Заведения напротив еще не открывались, да и сам "Боржч" был, собственно,
закрыт, но Эрнест был уже на посту, протирал бокалы, хмуро поглядывая
из-за стойки на трех каких-то типов, лакавших пиво за угловым столиком. С
остальных столиков еще не были сняты перевернутые стулья, незнакомый негр
в белой куртке надраивал пол шваброй, и еще один негр корячился с ящиками
пива за спиной у Эрнеста. Рэдрик подошел к стойке, положил на стойку
портфель и поздоровался. Эрнест пробурчал в ответ что-то неприветливое.
- Пива налей, - сказал Рэдрик и судорожно зевнул.
Эрнест грохнул на стойку пустую кружку, выхватил из холодильника
бутылку, откупорил ее и наклонил над кружкой. Рэдрик, прикрывая рот
ладонью, уставился на его руку. Рука дрожала. Горлышко бутылки несколько
раз звякнуло о край кружки. Рэдрик взглянул Эрнесту в лицо. Тяжелые веки
Эрнеста были опущены, маленький рот искривлен, толстые щеки обвисли. Негр
шаркал шваброй под самыми ногами у Рэдрика, типы в углу азартно и злобно
спорили о бегах, негр, ворочавший ящики, толкнул Эрнеста задом так, что
тот покачнулся. Негр принялся бормотать извинения. Эрнест сдавленным
голосом спросил:
- Принес?
- Что принес? - Рэдрик оглянулся через плечо.

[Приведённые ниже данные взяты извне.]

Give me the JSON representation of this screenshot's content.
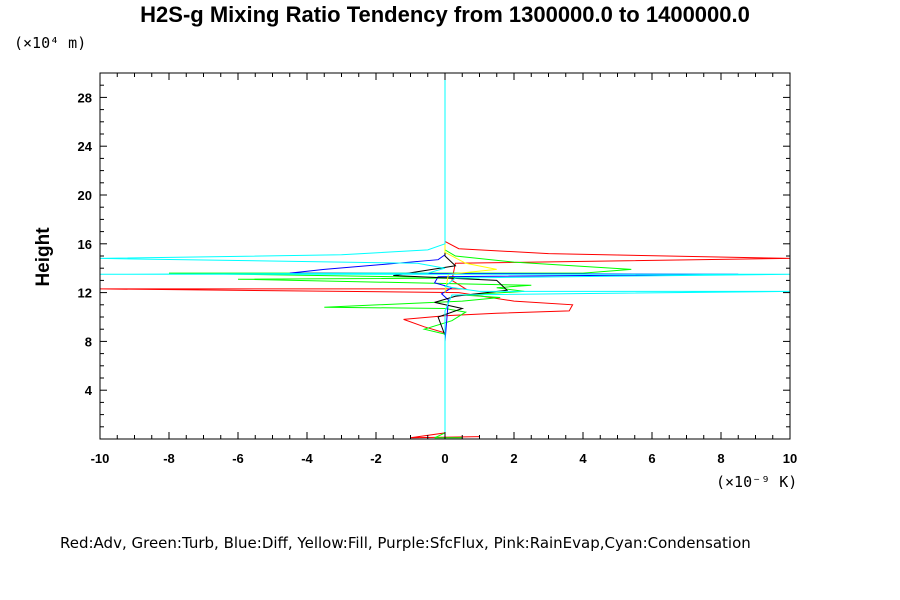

Один из типов лениво поднялся из-за столика, пошел к выходу и
остановился в дверях, раскуривая сигарету.
- Пойдем потолкуем, - сказал Эрнест.
Негр со шваброй теперь тоже стоял между Рэдриком и дверью.
Здоровенный такой негр, вроде Гуталина, только в два раза шире.
- Пойдем, - сказал Рэдрик и взял портфель. Сна у него уже не было ни
в одном глазу.
Он зашел за стойку и протиснулся мимо негра с пивными ящиками. Негр
прищемил, видно, себе палец, облизывал ноготь, исподлобья разглядывая
Рэдрика. Тоже очень крепкий негр, с проломленным носом и расплющенными
ушами. Эрнест прошел в заднюю комнату, и Рэдрик последовал за ним, потому
что теперь уже все трое типов стояли у выхода, а негр со шваброй оказался
перед кулисами, ведущими на склад.
В задней комнате Эрнест отступил в сторону и, сгорбившись, сел на
стул у стены, а из-за стола поднялся капитан Квотерблад, желтый и
скорбный, а откуда-то слева выдвинулся громадный ооновец в нахлобученной
на глаза каске, быстро взял Рэдрика за бока и провел огромными ладонями по
карманам. У правого бокового кармана он задержался, извлек кастет и
легонько подтолкнул Рэдрика к капитану. Рэдрик подошел к столу и поставил
перед капитаном Квотербладом портфель.
- Что же ты, зараза! - сказал он Эрнесту.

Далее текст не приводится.